Klar ist inzwischen eines: Sollten die Flüchtlingszahlen so bleiben wie sie sind, wird Pliening den Vertrag für die Traglufthalle nicht verlängern. "In neun Monaten ist Schluss, da wird zugesperrt", betonte Bürgermeister und Kreisrat Roland Frick (CSU). Es zeige sich deutlich, dass Integration und die richtige Betreuung nur in kleineren Einheiten möglich sei; Frick sprach von "fünf Problemfällen" in der Halle, die auf jeden Fall anders untergebracht und psychologisch betreut werden müssten.

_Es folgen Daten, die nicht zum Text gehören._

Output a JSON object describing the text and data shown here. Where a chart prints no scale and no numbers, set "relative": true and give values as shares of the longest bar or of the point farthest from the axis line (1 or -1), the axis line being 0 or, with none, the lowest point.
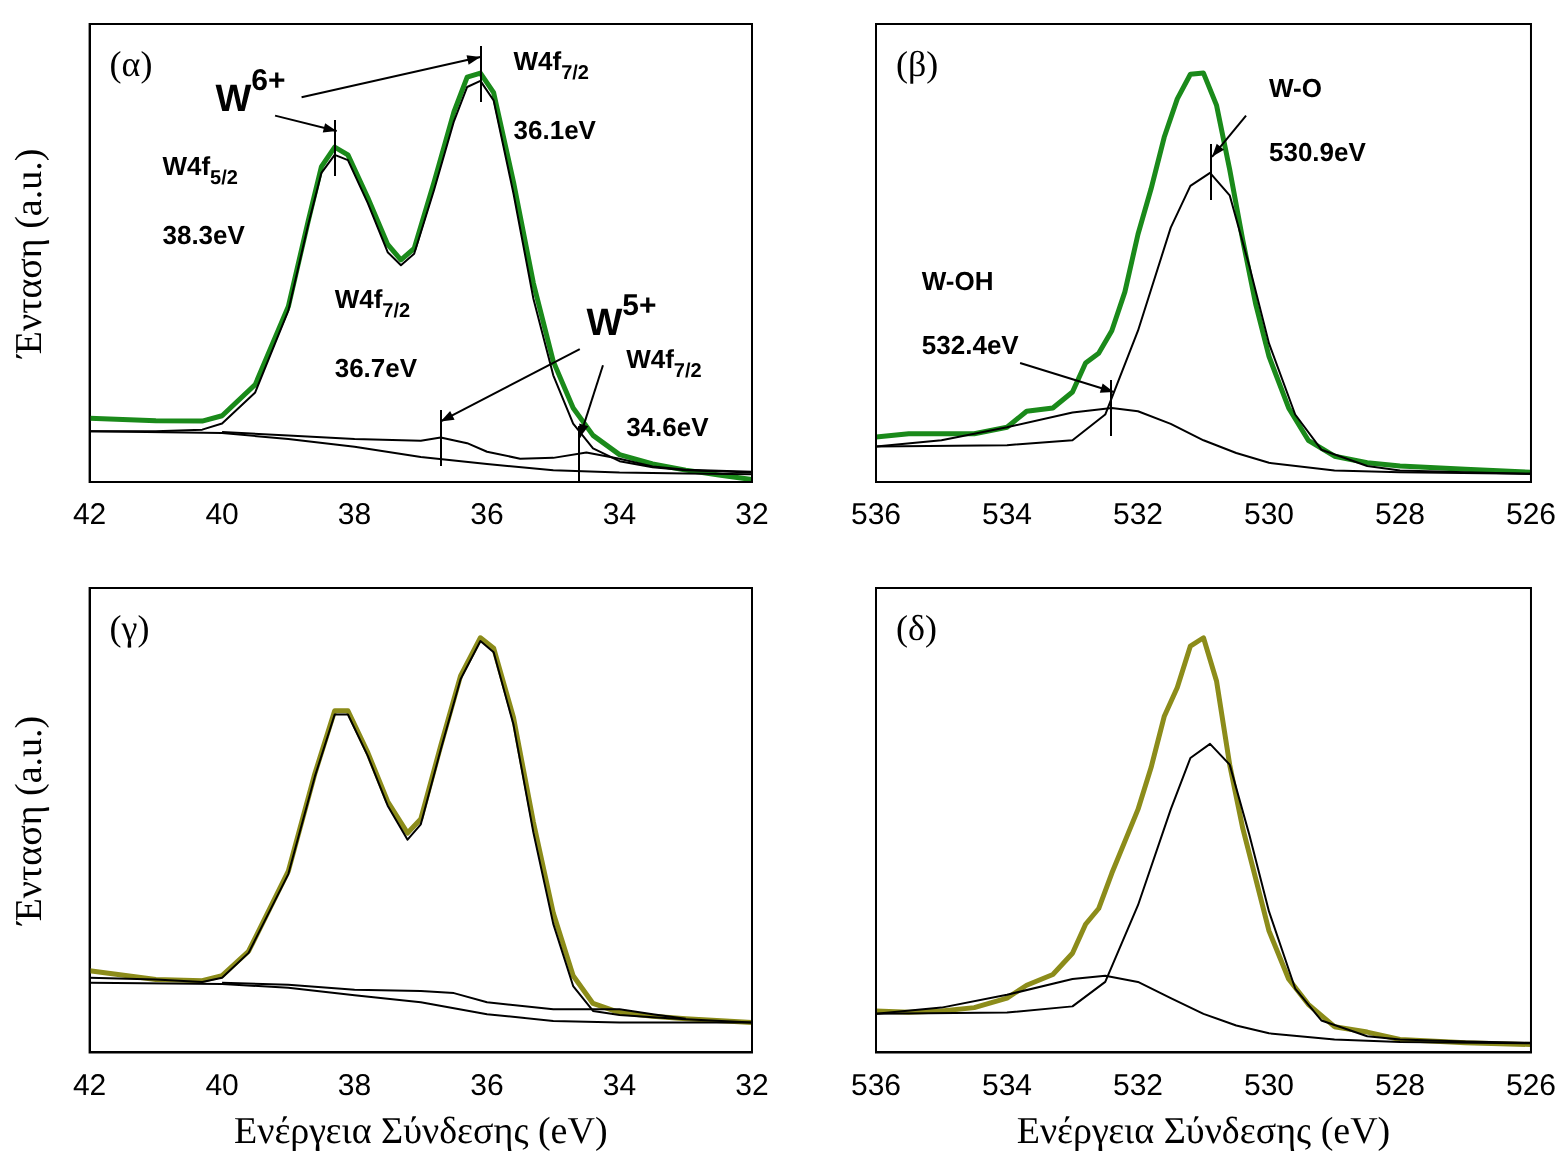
{
  "chart_data": [
    {
      "type": "line",
      "title": "(α)",
      "ylabel": "Ένταση (a.u.)",
      "relative": true,
      "xlim": [
        42,
        32
      ],
      "xticks": [
        42,
        40,
        38,
        36,
        34,
        32
      ],
      "marker": "none",
      "annotations": [
        {
          "text": "W$^{6+}$",
          "x": 38.3,
          "y": 0.819
        },
        "W4f$_{5/2}$",
        "38.3eV",
        "W4f$_{7/2}$",
        {
          "text": "36.1eV",
          "x": 36.1,
          "y": 1
        },
        "W$^{5+}$",
        "W4f$_{7/2}$",
        {
          "text": "36.7eV",
          "x": 36.7,
          "y": 0.109
        },
        "W4f$_{7/2}$",
        {
          "text": "34.6eV",
          "x": 34.6,
          "y": 0.07
        }
      ],
      "series": [
        {
          "color": "#1a8a1a",
          "x": [
            42,
            41,
            40.3,
            40,
            39.5,
            39,
            38.7,
            38.5,
            38.3,
            38.1,
            37.8,
            37.5,
            37.3,
            37.1,
            36.8,
            36.5,
            36.3,
            36.1,
            35.9,
            35.6,
            35.3,
            35,
            34.7,
            34.4,
            34,
            33.5,
            33,
            32.5,
            32
          ],
          "values": [
            0.156,
            0.15,
            0.149,
            0.162,
            0.238,
            0.429,
            0.638,
            0.771,
            0.819,
            0.8,
            0.695,
            0.581,
            0.543,
            0.571,
            0.733,
            0.905,
            0.99,
            1,
            0.952,
            0.733,
            0.486,
            0.295,
            0.181,
            0.114,
            0.067,
            0.044,
            0.029,
            0.017,
            0.006
          ]
        },
        {
          "color": "#000000",
          "x": [
            42,
            41,
            40.3,
            40,
            39.5,
            39,
            38.7,
            38.5,
            38.3,
            38.1,
            37.8,
            37.5,
            37.3,
            37.1,
            36.8,
            36.5,
            36.3,
            36.1,
            35.9,
            35.6,
            35.3,
            35,
            34.7,
            34.4,
            34,
            33.5,
            33,
            32
          ],
          "values": [
            0.124,
            0.124,
            0.128,
            0.143,
            0.219,
            0.419,
            0.629,
            0.756,
            0.8,
            0.787,
            0.682,
            0.562,
            0.53,
            0.558,
            0.714,
            0.882,
            0.966,
            0.981,
            0.933,
            0.705,
            0.448,
            0.261,
            0.143,
            0.082,
            0.051,
            0.036,
            0.029,
            0.023
          ]
        },
        {
          "color": "#000000",
          "x": [
            40,
            39,
            38,
            37,
            36.7,
            36.3,
            36,
            35.5,
            35,
            34.5,
            34,
            33.5,
            33,
            32
          ],
          "values": [
            0.122,
            0.114,
            0.105,
            0.101,
            0.109,
            0.095,
            0.074,
            0.057,
            0.059,
            0.072,
            0.057,
            0.038,
            0.03,
            0.025
          ]
        },
        {
          "color": "#000000",
          "x": [
            42,
            40,
            39,
            38,
            37,
            36,
            35,
            34,
            33,
            32
          ],
          "values": [
            0.124,
            0.12,
            0.105,
            0.086,
            0.061,
            0.044,
            0.029,
            0.023,
            0.021,
            0.019
          ]
        }
      ]
    },
    {
      "type": "line",
      "title": "(β)",
      "relative": true,
      "xlim": [
        536,
        526
      ],
      "xticks": [
        536,
        534,
        532,
        530,
        528,
        526
      ],
      "marker": "none",
      "annotations": [
        "W-O",
        {
          "text": "530.9eV",
          "x": 530.9,
          "y": 0.756
        },
        "W-OH",
        {
          "text": "532.4eV",
          "x": 532.4,
          "y": 0.181
        }
      ],
      "series": [
        {
          "color": "#1a8a1a",
          "x": [
            536,
            535.5,
            535,
            534.5,
            534,
            533.7,
            533.3,
            533,
            532.8,
            532.6,
            532.4,
            532.2,
            532,
            531.8,
            531.6,
            531.4,
            531.2,
            531,
            530.8,
            530.6,
            530.4,
            530.2,
            530,
            529.7,
            529.4,
            529,
            528.5,
            528,
            527,
            526
          ],
          "values": [
            0.11,
            0.118,
            0.118,
            0.118,
            0.134,
            0.173,
            0.181,
            0.22,
            0.291,
            0.315,
            0.37,
            0.465,
            0.606,
            0.717,
            0.843,
            0.937,
            0.997,
            1,
            0.921,
            0.764,
            0.591,
            0.433,
            0.307,
            0.181,
            0.102,
            0.063,
            0.047,
            0.039,
            0.031,
            0.024
          ]
        },
        {
          "color": "#000000",
          "x": [
            536,
            534,
            533,
            532.5,
            532,
            531.5,
            531.2,
            530.9,
            530.6,
            530.3,
            530,
            529.6,
            529.2,
            528.5,
            528,
            527,
            526
          ],
          "values": [
            0.087,
            0.09,
            0.102,
            0.165,
            0.37,
            0.622,
            0.724,
            0.756,
            0.701,
            0.528,
            0.339,
            0.165,
            0.079,
            0.039,
            0.028,
            0.024,
            0.02
          ]
        },
        {
          "color": "#000000",
          "x": [
            536,
            535,
            534,
            533,
            532.4,
            532,
            531.5,
            531,
            530.5,
            530,
            529,
            528,
            526
          ],
          "values": [
            0.087,
            0.102,
            0.134,
            0.17,
            0.181,
            0.173,
            0.142,
            0.102,
            0.071,
            0.047,
            0.028,
            0.024,
            0.02
          ]
        }
      ]
    },
    {
      "type": "line",
      "title": "(γ)",
      "ylabel": "Ένταση (a.u.)",
      "xlabel": "Ενέργεια Σύνδεσης (eV)",
      "relative": true,
      "xlim": [
        42,
        32
      ],
      "xticks": [
        42,
        40,
        38,
        36,
        34,
        32
      ],
      "marker": "none",
      "series": [
        {
          "color": "#8c8c1a",
          "x": [
            42,
            41,
            40.3,
            40,
            39.6,
            39,
            38.6,
            38.3,
            38.1,
            37.8,
            37.5,
            37.2,
            37,
            36.7,
            36.4,
            36.1,
            35.9,
            35.6,
            35.3,
            35,
            34.7,
            34.4,
            34,
            33.5,
            33,
            32
          ],
          "values": [
            0.197,
            0.176,
            0.173,
            0.185,
            0.244,
            0.437,
            0.672,
            0.824,
            0.824,
            0.723,
            0.605,
            0.529,
            0.563,
            0.739,
            0.908,
            1,
            0.975,
            0.807,
            0.555,
            0.336,
            0.185,
            0.118,
            0.096,
            0.087,
            0.081,
            0.072
          ]
        },
        {
          "color": "#000000",
          "x": [
            42,
            41,
            40.3,
            40,
            39.6,
            39,
            38.6,
            38.3,
            38.1,
            37.8,
            37.5,
            37.2,
            37,
            36.7,
            36.4,
            36.1,
            35.9,
            35.6,
            35.3,
            35,
            34.7,
            34.4,
            34,
            33.5,
            33,
            32
          ],
          "values": [
            0.18,
            0.176,
            0.17,
            0.18,
            0.24,
            0.43,
            0.665,
            0.815,
            0.815,
            0.715,
            0.595,
            0.513,
            0.55,
            0.73,
            0.9,
            0.992,
            0.965,
            0.79,
            0.53,
            0.31,
            0.16,
            0.1,
            0.09,
            0.085,
            0.08,
            0.072
          ]
        },
        {
          "color": "#000000",
          "x": [
            40,
            39,
            38,
            37,
            36.5,
            36,
            35,
            34,
            33.5,
            33
          ],
          "values": [
            0.168,
            0.163,
            0.151,
            0.148,
            0.143,
            0.121,
            0.104,
            0.104,
            0.092,
            0.081
          ]
        },
        {
          "color": "#000000",
          "x": [
            42,
            40,
            39,
            38,
            37,
            36,
            35,
            34,
            32
          ],
          "values": [
            0.168,
            0.165,
            0.156,
            0.138,
            0.121,
            0.092,
            0.076,
            0.072,
            0.072
          ]
        }
      ]
    },
    {
      "type": "line",
      "title": "(δ)",
      "xlabel": "Ενέργεια Σύνδεσης (eV)",
      "relative": true,
      "xlim": [
        536,
        526
      ],
      "xticks": [
        536,
        534,
        532,
        530,
        528,
        526
      ],
      "marker": "none",
      "series": [
        {
          "color": "#8c8c1a",
          "x": [
            536,
            535.5,
            535,
            534.5,
            534,
            533.7,
            533.3,
            533,
            532.8,
            532.6,
            532.4,
            532.2,
            532,
            531.8,
            531.6,
            531.4,
            531.2,
            531,
            530.8,
            530.6,
            530.4,
            530.2,
            530,
            529.7,
            529.4,
            529,
            528.5,
            528,
            527,
            526
          ],
          "values": [
            0.1,
            0.097,
            0.1,
            0.108,
            0.131,
            0.162,
            0.188,
            0.239,
            0.309,
            0.347,
            0.432,
            0.509,
            0.586,
            0.687,
            0.81,
            0.88,
            0.98,
            1,
            0.895,
            0.694,
            0.54,
            0.417,
            0.293,
            0.177,
            0.116,
            0.062,
            0.049,
            0.031,
            0.023,
            0.019
          ]
        },
        {
          "color": "#000000",
          "x": [
            536,
            534,
            533,
            532.5,
            532,
            531.5,
            531.2,
            530.9,
            530.6,
            530.3,
            530,
            529.6,
            529.2,
            528.5,
            528,
            527,
            526
          ],
          "values": [
            0.093,
            0.096,
            0.111,
            0.17,
            0.355,
            0.586,
            0.71,
            0.744,
            0.694,
            0.525,
            0.34,
            0.154,
            0.077,
            0.039,
            0.031,
            0.026,
            0.023
          ]
        },
        {
          "color": "#000000",
          "x": [
            536,
            535,
            534,
            533,
            532.5,
            532,
            531.5,
            531,
            530.5,
            530,
            529,
            528,
            526
          ],
          "values": [
            0.093,
            0.108,
            0.139,
            0.177,
            0.185,
            0.17,
            0.131,
            0.093,
            0.065,
            0.046,
            0.031,
            0.025,
            0.022
          ]
        }
      ]
    }
  ]
}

Auch Melanie Kirchlechner (Grüne) wählte deutliche Worte: "Auf dem Weg zur Integration war der größte Stolperstein diese Atempause." Man könne sich nicht weiteren Stillstand gönnen, "wir sitzen auf einem Pulverfass". Alle Bürgermeister sollten sich gemeinsam daher an die Regierung von Oberbayern wenden und das Ende des Planungsstopps fordern. Doris Rauscher (SPD) sagte, man dürfe sich nicht länger von der Regierung abspeisen lassen. Angelika Niebler und Thomas Huber (beide CSU) warnten hingegen vor Schuldzuweisungen. Es handle sich um eine Situation, die man nicht habe beeinflussen können, so Niebler. Huber sagte, es sei klar, dass zunächst untersucht werden müsse, inwieweit man vorhandene Ressourcen nutzen könne. Der Landrat versicherte, man sei in regem Austausch mit der Regierung von Oberbayern.